Zusätzlich sollten Angriffsmuster auf Speicher- und Prozessmanipulation aufmerksam gemacht werden. Neuere EDR-Lösungen integrieren Kernel-basierte Überwachung und Event Tracing, um direkte Systemaufrufe oder das Laden nicht autorisierter Treiber zu erkennen. Dabei sind Schutzmechanismen wie der sogenannte Protected Process Light (PPL) nützlich, um die EDR selbst vor Manipulation zu schützen. Neben technischen Lösungen trägt auch eine konsequente Anwendung von Hardening-Maßnahmen zur Risikominimierung bei. Beispielsweise schützt das Aktivieren von Memory Integrity und Hypervisor-geschützter Code-Integrität (HVCI) gegen die Ausnutzung bekannter Schwachstellen in Treibern.
Einschränkungen von Zugriffsrechten auf potentielle Einfallstore und eine strikte Kontrolle, welche Prozesse und Skripte ausgeführt werden dürfen, reduzieren die Angriffsfläche deutlich. Das Sperren oder Beschränken von häufig missbrauchten LOLBins (Living Off the Land Binaries) durch AppLocker oder Defender Attack Surface Reduction kann ebenfalls hilfreich sein. Auch die Integration und konsequente Nutzung von PowerShell Logging, Script Block Logging und der Antimalware Scan Interface (AMSI) ermöglichen tiefere Einsichten in Aktivitäten, die über Skripts stattfinden. Angreifer versuchen zwar gern, AMSI zu umgehen oder zu patchen, doch durch Monitoring dieser Umgehungsversuche steigt die Chance, eine Infektion rechtzeitig zu entdecken. Auf Netzwerk- und Cloud-Ebene ergänzt eine ganzheitliche Überwachung die Endpoint-Sicherheit.

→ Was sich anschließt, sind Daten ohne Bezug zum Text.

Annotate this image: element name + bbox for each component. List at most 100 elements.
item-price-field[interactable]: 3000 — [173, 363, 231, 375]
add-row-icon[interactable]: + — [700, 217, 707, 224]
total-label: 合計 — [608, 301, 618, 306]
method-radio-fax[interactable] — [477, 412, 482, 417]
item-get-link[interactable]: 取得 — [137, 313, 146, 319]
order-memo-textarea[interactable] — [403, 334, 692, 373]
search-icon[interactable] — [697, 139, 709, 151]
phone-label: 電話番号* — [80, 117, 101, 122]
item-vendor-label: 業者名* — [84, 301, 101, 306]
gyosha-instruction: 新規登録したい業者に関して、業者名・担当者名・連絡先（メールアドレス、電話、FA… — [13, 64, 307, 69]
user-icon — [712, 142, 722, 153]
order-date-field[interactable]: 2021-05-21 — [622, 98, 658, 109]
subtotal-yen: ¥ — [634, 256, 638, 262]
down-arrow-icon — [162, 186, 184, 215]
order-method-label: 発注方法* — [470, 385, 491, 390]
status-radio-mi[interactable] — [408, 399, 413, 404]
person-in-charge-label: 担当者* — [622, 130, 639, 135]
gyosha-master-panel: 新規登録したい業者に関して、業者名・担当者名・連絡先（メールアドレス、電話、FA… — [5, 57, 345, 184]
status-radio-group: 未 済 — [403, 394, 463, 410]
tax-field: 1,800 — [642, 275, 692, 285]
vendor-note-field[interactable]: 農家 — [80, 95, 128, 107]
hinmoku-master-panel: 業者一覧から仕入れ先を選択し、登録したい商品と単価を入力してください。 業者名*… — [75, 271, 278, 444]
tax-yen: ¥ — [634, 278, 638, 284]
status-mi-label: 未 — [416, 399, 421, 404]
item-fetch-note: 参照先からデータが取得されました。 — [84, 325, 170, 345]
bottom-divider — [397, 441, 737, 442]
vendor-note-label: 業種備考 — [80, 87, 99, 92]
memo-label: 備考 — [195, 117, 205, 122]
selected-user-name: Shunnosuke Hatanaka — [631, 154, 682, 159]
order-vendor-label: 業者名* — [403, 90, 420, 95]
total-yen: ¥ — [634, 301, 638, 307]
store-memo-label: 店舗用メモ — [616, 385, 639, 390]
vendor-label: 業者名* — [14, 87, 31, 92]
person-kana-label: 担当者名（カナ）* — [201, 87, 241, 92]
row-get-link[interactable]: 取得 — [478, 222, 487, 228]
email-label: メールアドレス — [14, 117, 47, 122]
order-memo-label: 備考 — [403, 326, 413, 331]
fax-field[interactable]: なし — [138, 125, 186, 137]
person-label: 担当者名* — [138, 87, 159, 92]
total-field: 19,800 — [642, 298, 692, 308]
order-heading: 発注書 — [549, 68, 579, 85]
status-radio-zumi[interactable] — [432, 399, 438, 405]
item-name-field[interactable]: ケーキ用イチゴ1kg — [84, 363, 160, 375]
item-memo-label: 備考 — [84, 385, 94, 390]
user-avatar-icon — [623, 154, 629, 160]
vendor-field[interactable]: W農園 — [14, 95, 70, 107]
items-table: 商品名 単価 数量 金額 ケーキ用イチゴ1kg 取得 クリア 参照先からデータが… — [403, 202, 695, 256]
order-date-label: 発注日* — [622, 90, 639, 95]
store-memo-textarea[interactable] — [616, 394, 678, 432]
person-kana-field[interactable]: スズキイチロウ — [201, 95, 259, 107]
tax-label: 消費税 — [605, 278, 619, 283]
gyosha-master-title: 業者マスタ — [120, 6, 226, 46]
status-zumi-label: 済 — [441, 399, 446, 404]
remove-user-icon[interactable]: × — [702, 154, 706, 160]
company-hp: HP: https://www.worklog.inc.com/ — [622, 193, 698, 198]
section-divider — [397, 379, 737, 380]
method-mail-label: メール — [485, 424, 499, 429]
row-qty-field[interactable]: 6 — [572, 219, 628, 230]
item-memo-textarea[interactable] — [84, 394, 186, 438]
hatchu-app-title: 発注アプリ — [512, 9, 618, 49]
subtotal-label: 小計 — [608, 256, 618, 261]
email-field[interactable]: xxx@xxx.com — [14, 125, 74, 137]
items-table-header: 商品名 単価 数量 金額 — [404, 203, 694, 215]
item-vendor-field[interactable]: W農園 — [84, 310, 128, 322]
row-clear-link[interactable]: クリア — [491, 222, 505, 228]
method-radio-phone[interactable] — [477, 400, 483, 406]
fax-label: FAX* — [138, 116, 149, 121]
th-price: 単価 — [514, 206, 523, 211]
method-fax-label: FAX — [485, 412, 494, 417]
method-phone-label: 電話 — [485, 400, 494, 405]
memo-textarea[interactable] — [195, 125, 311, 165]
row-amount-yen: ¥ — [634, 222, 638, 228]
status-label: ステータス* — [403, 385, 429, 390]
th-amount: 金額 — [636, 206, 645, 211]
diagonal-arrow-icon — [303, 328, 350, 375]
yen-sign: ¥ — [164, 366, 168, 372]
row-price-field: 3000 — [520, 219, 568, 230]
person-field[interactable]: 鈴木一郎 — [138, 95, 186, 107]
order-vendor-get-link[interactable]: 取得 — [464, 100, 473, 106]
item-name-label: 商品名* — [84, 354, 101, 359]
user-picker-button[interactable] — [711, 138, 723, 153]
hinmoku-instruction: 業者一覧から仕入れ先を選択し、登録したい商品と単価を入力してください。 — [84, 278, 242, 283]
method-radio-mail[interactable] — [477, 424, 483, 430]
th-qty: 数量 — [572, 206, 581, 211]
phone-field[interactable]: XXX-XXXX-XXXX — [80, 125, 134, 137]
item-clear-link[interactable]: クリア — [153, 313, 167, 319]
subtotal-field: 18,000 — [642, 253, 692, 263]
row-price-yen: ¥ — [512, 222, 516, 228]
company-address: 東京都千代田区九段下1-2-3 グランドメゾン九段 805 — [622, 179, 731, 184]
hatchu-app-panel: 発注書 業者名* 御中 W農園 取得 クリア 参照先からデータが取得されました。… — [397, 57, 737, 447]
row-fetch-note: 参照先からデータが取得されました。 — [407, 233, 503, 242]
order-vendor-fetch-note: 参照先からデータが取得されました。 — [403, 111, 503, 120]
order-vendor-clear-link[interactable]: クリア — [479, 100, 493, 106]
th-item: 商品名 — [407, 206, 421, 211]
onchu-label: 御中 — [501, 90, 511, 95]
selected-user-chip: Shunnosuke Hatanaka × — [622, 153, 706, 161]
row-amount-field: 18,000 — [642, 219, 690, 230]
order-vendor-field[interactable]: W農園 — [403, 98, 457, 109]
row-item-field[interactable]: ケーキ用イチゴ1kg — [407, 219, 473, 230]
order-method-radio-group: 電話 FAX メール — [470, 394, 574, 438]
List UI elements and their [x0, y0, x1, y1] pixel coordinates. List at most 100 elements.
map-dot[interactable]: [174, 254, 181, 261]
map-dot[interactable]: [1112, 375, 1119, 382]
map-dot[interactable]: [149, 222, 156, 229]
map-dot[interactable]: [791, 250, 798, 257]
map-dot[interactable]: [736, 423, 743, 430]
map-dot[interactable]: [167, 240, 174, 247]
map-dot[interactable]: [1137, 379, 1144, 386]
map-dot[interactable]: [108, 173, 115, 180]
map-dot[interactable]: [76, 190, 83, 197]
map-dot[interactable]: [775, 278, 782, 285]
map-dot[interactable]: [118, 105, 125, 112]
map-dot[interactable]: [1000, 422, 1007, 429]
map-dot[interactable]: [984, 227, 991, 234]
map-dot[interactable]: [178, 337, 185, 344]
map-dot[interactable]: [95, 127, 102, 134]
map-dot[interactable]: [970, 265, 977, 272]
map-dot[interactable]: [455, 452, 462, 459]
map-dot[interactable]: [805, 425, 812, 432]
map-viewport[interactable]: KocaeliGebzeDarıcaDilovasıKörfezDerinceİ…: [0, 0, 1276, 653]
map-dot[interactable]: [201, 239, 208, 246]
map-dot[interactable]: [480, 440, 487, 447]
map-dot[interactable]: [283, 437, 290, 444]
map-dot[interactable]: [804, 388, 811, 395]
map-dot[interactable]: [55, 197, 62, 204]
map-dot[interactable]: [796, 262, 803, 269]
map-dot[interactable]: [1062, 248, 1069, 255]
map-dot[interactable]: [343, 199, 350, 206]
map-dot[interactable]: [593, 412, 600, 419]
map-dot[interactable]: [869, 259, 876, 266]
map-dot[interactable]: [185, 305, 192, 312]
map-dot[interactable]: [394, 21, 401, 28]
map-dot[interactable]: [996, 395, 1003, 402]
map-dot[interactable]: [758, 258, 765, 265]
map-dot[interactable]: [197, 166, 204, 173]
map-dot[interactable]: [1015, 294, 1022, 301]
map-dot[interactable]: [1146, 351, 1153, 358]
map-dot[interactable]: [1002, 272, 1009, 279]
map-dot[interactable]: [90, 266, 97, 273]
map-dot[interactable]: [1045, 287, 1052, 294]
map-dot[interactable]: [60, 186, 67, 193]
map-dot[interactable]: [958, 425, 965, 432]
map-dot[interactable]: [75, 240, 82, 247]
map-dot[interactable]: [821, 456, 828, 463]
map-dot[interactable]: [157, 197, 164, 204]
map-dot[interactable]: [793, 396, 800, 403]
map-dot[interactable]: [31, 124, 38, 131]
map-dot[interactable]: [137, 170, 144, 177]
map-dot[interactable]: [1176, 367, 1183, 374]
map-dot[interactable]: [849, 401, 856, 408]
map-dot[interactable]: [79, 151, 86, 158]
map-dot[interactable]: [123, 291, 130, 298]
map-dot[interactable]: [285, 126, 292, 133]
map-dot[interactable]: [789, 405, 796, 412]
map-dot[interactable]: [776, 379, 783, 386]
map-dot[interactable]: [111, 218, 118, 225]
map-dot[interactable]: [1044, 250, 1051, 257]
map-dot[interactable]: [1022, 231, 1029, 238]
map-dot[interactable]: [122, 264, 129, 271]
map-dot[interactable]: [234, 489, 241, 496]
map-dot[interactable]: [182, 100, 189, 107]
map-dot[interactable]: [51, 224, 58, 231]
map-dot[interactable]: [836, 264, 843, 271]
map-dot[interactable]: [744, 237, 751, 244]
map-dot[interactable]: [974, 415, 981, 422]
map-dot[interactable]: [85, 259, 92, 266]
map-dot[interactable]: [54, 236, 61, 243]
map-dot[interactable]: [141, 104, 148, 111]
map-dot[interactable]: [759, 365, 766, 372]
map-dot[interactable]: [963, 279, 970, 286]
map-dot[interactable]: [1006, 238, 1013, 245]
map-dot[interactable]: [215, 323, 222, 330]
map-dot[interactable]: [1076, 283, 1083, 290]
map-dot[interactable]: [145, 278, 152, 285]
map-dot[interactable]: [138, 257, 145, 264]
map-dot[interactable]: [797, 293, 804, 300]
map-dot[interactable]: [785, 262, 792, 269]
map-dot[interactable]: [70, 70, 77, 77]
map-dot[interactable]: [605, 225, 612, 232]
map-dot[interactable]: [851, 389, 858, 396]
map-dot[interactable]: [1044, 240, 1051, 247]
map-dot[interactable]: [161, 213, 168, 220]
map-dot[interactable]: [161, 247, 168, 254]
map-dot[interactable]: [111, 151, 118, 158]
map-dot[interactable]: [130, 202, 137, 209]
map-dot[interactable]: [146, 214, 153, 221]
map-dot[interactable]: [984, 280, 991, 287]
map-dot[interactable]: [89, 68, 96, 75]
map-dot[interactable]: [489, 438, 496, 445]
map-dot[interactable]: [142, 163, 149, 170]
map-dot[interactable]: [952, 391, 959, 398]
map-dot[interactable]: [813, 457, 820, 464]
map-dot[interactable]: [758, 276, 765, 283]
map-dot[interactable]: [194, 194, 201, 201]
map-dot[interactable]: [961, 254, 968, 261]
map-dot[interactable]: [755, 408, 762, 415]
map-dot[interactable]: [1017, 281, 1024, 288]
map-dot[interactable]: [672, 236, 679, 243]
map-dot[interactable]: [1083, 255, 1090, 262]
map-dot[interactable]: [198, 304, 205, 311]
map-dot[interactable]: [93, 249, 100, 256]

Ungewöhnliches Kommunikationsverhalten, Anomalien im Netzwerktraffic und auffällige Verbindungen zu Command-and-Control-Servern können Aufschluss über kompromittierte Systeme geben. Besonders effektiv sind cloudbasierte Sandboxing-Lösungen, die verdächtige Dateien oder Prozesse in sicheren Umgebungen dynamisch analysieren und so auch fileless Malware erkennen helfen. Neben der Technik ist menschliche Wachsamkeit von hoher Bedeutung. Regelmäßige Schulungen zur Sensibilisierung für Phishing und Social Engineering helfen dabei, die Eintrittspforten zu schließen. Denn viele hochentwickelte EDR-Bypass-Techniken setzen bereits voraus, dass Angreifer über einen Fuß in der Tür verfügen – erst die Verbindung zum Endbenutzer ermöglicht die komplexen Manipulationen.
Die kombinierte Umsetzung von technischen, organisatorischen und personellen Maßnahmen stärkt somit nachhaltig den Schutz gegen die immer raffinierteren Angriffsmethoden, die moderne EDR-Lösungen zu umgehen versuchen. Die Sicherheitslandschaft ist ein dynamisches Umfeld, in dem keine Lösung allein ausreicht. Es gilt, verschiedene Ansätze intelligent zu verknüpfen und permanent an die sich verändernde Bedrohungslage anzupassen. Die „Geister im Endpoint“ mögen heute noch schlau agieren, doch durch gezielte Vorbereitungen und kontinuierliches Monitoring lassen sich ihre Spuren eindämmen und der Schaden begrenzen. Awareness, Prävention und schnelle Reaktion sind die besten Mittel, um der ständigen Jagd zwischen Angreifern und Verteidigern gut gerüstet zu begegnen.
Unternehmen, die den Geist der modernen Angriffe verstehen und geeignete Schutzmaßnahmen etablieren, sind in der Lage, ihre Endgeräte tatsächlich „geistersicher“ zu machen und so ihre kritischen Daten und Systeme zuverlässig zu schützen.